July 16, 2013
I am amazed at how much effort we extend to try and pacify others whom we have wronged rather than just deal with the issue itself. There is something powerful inside each of us — connected to our sin nature and pride — that goes against wanting to just apologize, admit we were wrong (and maybe stupid), and ask for forgiveness. Rather, we will put on a false compassion and even spend a great amount of time and effort (and sometimes expense) to show that “everything is okay.”
This has always been true. In my reading of the Old Testament story about Jacob and Esau, I saw this clearly. Jacob (with the help of his mother, Rebekah) had just stolen his older brother Esau’s blessing. This came on the heels of convincing that same brother to swap his birthright for a hot bowl of lentil soup. (I once had lentil soup at the airport during a layover in Minneapolis – it was delicious and came with my meal rather than salad!) Esau learned of this trickery and said, “If I get my hands on that deceitful little brother of mine, I’ll kill him!” (I do believe I said the same thing of my little brother on an occasion or two while growing up.) But Esau meant it!
Jacob runs to his Uncle Laban’s place, and finds a deceiver equal to him (as is evidenced by his marriage to Leah after working seven years for her sister, Rachel). Laban marries off two daughters in one month and gets seven more years of labor from Jacob. He proceeds to change his “terms” ten times over the twenty years Jacob worked for him. Finally, Jacob leaves with his four wives, twelve sons, and one daughter. But en route he realizes he’s headed back to the land of his brother, Esau — the one he cheated and ran away from twenty years earlier (Genesis 32-33). It is amazing how clear his memory is: he knows that Esau (and his reported 400 men) might not be that happy to see his only brother! Jacob agonizes and plans thoroughly how to meet his brother. He sends scouts out ahead. He sends an incredible amount of gifts one by one, with the same words—these are a gift to you, Esau, from your servant Jacob. He puts his own family in two parties so that half can escape if the others are massacred by the rugged “red” warrior, Esau. He stays up all night and prays for safety as he anticipates this fearful meeting with Esau – his only brother, with whom he shared all his growing up years (plus nine months in the womb as they were twins)!

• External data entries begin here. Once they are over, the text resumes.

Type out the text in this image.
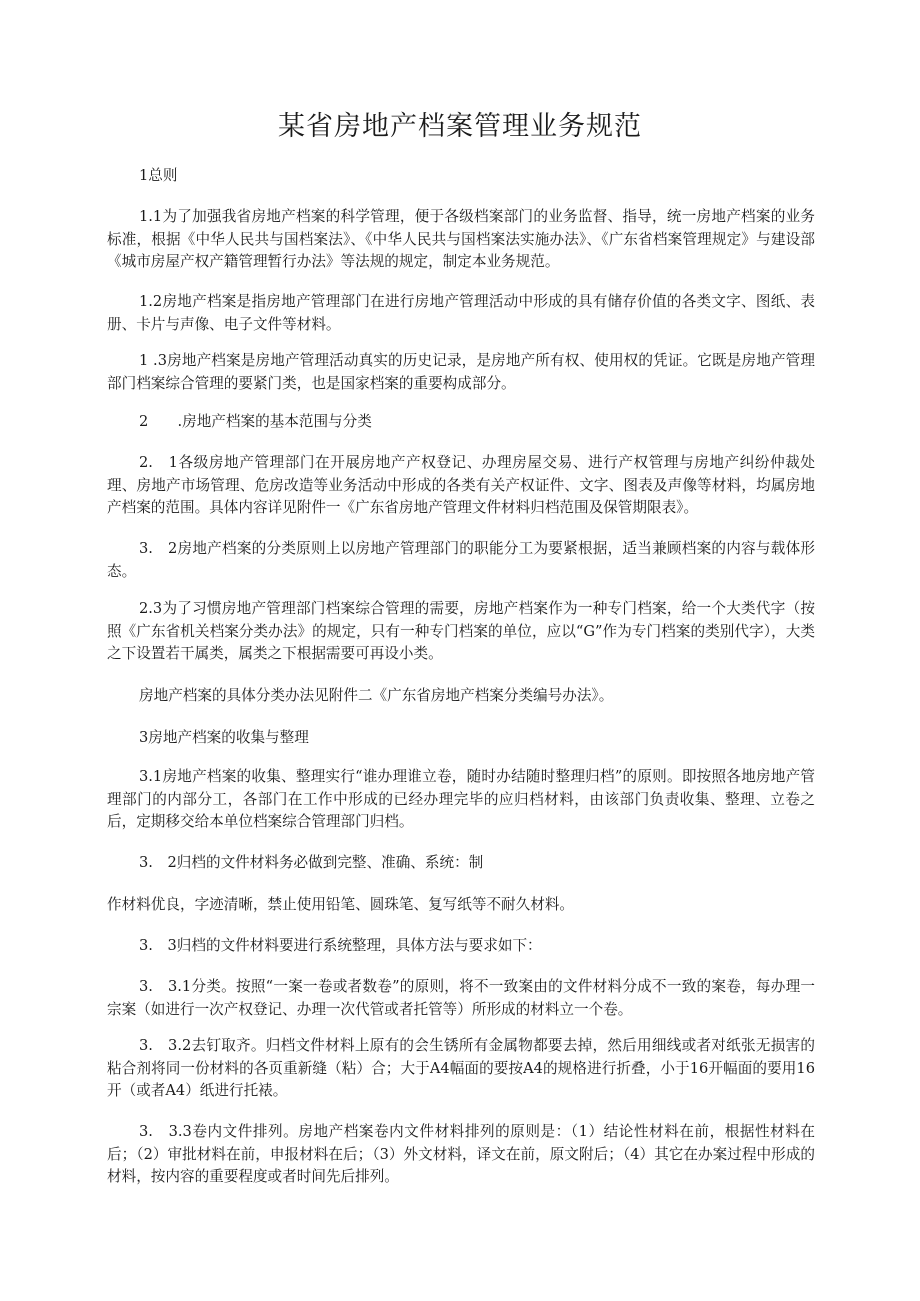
某省房地产档案管理业务规范

1总则

1.1为了加强我省房地产档案的科学管理，便于各级档案部门的业务监督、指导，统一房地产档案的业务标准，根据《中华人民共与国档案法》、《中华人民共与国档案法实施办法》、《广东省档案管理规定》与建设部《城市房屋产权产籍管理暂行办法》等法规的规定，制定本业务规范。

1.2房地产档案是指房地产管理部门在进行房地产管理活动中形成的具有储存价值的各类文字、图纸、表册、卡片与声像、电子文件等材料。

1 .3房地产档案是房地产管理活动真实的历史记录，是房地产所有权、使用权的凭证。它既是房地产管理部门档案综合管理的要紧门类，也是国家档案的重要构成部分。

2　　.房地产档案的基本范围与分类

2.　1各级房地产管理部门在开展房地产产权登记、办理房屋交易、进行产权管理与房地产纠纷仲裁处理、房地产市场管理、危房改造等业务活动中形成的各类有关产权证件、文字、图表及声像等材料，均属房地产档案的范围。具体内容详见附件一《广东省房地产管理文件材料归档范围及保管期限表》。

3.　2房地产档案的分类原则上以房地产管理部门的职能分工为要紧根据，适当兼顾档案的内容与载体形态。

2.3为了习惯房地产管理部门档案综合管理的需要，房地产档案作为一种专门档案，给一个大类代字（按照《广东省机关档案分类办法》的规定，只有一种专门档案的单位，应以“G”作为专门档案的类别代字），大类之下设置若干属类，属类之下根据需要可再设小类。

房地产档案的具体分类办法见附件二《广东省房地产档案分类编号办法》。

3房地产档案的收集与整理

3.1房地产档案的收集、整理实行“谁办理谁立卷，随时办结随时整理归档”的原则。即按照各地房地产管理部门的内部分工，各部门在工作中形成的已经办理完毕的应归档材料，由该部门负责收集、整理、立卷之后，定期移交给本单位档案综合管理部门归档。

3.　2归档的文件材料务必做到完整、准确、系统：制

作材料优良，字迹清晰，禁止使用铅笔、圆珠笔、复写纸等不耐久材料。

3.　3归档的文件材料要进行系统整理，具体方法与要求如下：

3.　3.1分类。按照“一案一卷或者数卷”的原则，将不一致案由的文件材料分成不一致的案卷，每办理一宗案（如进行一次产权登记、办理一次代管或者托管等）所形成的材料立一个卷。

3.　3.2去钉取齐。归档文件材料上原有的会生锈所有金属物都要去掉，然后用细线或者对纸张无损害的粘合剂将同一份材料的各页重新缝（粘）合；大于A4幅面的要按A4的规格进行折叠，小于16开幅面的要用16开（或者A4）纸进行托裱。

3.　3.3卷内文件排列。房地产档案卷内文件材料排列的原则是：（1）结论性材料在前，根据性材料在后；（2）审批材料在前，申报材料在后；（3）外文材料，译文在前，原文附后；（4）其它在办案过程中形成的材料，按内容的重要程度或者时间先后排列。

At this point, Jacob seems to regret his past deceitfulness. How often does the memory of our actions come back to be a source of anxiety in the future? Each of us knows people who remind us of past failures, or words or actions we did that hurt (and maybe even embarrass) us. We avoid those people at all costs, and try to suppress the memories too. We will strive to make sure everything is “good” – short of pro-actively seeking out those from whom we need to ask forgiveness and saying to them, “I’m sorry. I was wrong. Will you forgive me?”
I remember meeting an old classmate of mine who came back to Grace since I’ve been here as President. During our time at Grace, I had offended him and treated him poorly. I remembered the event clearly and how it had bothered him, but when I mentioned it to him, he now laughed and said how “it was nothing.” But why did I fear that meeting so much? It was because of my wrong actions, and my heart knew I needed to deal with it.
What in your life have you left undone? Does it need to be remedied with a petition for forgiveness? Pick up the phone or write a letter and deal with it– it actually is more profitable than the pain of trying to pacify!